Milli Eğitim Bakanlığı’na (MEB) bağlı Talim ve Terbiye Kurulu Başkanlığı’nın Tebliğler Dergisi’nde yeni bir karar yayımlandı.
Buna göre ortaokullardaki öğrencilere, “insan, toplum ve bilim”, “din, ahlak ve değerler” ile “kültür, sanat ve spor” seçmeli ders gruplarının her birinden en az bir ders seçilmesi zorunlu tutuldu.
Buna göre öğrenciler, zorunlu din derslerinin yanında, seçmeli din derslerini de almak zorunda kalacak. MEB’in bu kararını yorumlayan eğitimciler, söz konusu adımın eğitimin dinselleştirilmesinin önünün açılması olarak değerlendirirken din derslerinin “zorunlu seçmeli” hale getirilmesini eleştirdi.

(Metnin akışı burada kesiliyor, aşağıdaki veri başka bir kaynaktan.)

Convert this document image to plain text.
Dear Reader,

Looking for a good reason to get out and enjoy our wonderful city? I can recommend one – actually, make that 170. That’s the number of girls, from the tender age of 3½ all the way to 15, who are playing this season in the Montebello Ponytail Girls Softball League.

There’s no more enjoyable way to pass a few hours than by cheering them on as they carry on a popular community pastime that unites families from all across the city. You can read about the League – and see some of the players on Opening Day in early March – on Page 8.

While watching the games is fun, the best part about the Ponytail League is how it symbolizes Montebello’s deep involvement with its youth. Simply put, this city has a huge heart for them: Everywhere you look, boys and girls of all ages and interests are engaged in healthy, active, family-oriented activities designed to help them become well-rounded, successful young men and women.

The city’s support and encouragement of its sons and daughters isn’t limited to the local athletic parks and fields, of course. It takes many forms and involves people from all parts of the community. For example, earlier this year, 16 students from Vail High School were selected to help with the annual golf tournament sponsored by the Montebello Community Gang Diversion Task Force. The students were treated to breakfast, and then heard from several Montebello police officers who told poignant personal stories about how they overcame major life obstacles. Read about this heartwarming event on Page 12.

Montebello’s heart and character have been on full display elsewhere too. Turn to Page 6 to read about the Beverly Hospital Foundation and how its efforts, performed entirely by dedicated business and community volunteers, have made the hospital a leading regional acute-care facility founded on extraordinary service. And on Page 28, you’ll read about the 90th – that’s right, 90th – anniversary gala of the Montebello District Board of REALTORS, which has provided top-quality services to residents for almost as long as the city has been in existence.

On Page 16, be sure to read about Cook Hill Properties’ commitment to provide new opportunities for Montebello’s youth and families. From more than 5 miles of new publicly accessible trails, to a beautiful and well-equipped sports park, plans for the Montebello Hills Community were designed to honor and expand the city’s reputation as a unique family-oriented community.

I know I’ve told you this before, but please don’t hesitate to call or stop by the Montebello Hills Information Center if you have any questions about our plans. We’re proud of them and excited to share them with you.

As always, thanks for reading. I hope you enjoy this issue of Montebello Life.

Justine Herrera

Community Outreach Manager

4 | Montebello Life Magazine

Konu hakkında bir açıklama yapan Eğitim İş Genel Başkanı Kadem Özbay, “Halihazırda etik dışı uygulamalarıyla bu dersleri seçmeli değil ‘dayatmalı’ haline getiren, okul yöneticilerine “din derslerini seçtirmeleri konusunda” her yıl usulsüz talimatlar veren MEB, bu kez bu dayatmayı daha sistemli hale getirmeye yönelik kritik bir adım atmıştır. Böylece öğrenciler artık zorunlu din dersinin yanında bir de ‘seçmeli’ zorunlu din dersleri almak durumunda bırakılmıştır” dedi.
‘HEDEFLERİ ARAPÇA DERS’
Özbay, yine MEB Talim ve Terbiye Kurulu Başkanlığı eliyle yapılan yeni düzenlemeyle ortaokullardaki din derslerinin dört saate çıkarıldığını anımsattı ve şöyle devam etti:
“İlgili kararın beşinci maddesinde aynı zamanda tüm ortaokullarda birinci sınıfta 18 saat Arapça dersi verilebilmesinin önü açılmıştır. Altıncı maddede ise ‘Velilerin talep ettikleri okullarda on ders saatine kadar her türlü eğitici faaliyet uygulanabilir’ ifadesiyle dernek maskesi takmış gerici vakıflarla daha sık etkinlik yapmaya yasal bir kılıf yaratılmaya çalışılmıştır. Aynı gerici uygulama, liseler için de geçerlidir.”
Liselerde zorunlu din dersi sayısının kategori kurnazlığıyla haftalık en az 3 saate çıkarıldığını belirten Özbay, “Böylece iktidar bu hamlesiyle 2017’de yaptığı ortaokullarda ve liselerde din kültürü ve ahlak bilgisi ders saatlerini iki ders saatine çıkarmasının ardından arka yollarla bu saatleri daha da artırma yoluna gitmiştir. Türk okullarında Arapçanın önünü açan bu düzenlemenin yanı sıra Anadolu liselerinde ise ikinci yabancı dil olan Almanca ya da Fransızca dersleri zorunlu olmaktan çıkarılıp seçmeli hale getirilmiştir. Eğitimi biraz daha gericileştirecek olan, Cumhuriyetin temel ilkesi olan laiklik ile bariz aykırılıklar taşıyan bu düzenlemeler, eğitim emekçileri açısından da yeni mağduriyetlerin kapısını aralama tehlikesini barındırmaktadır” şeklinde konuştu.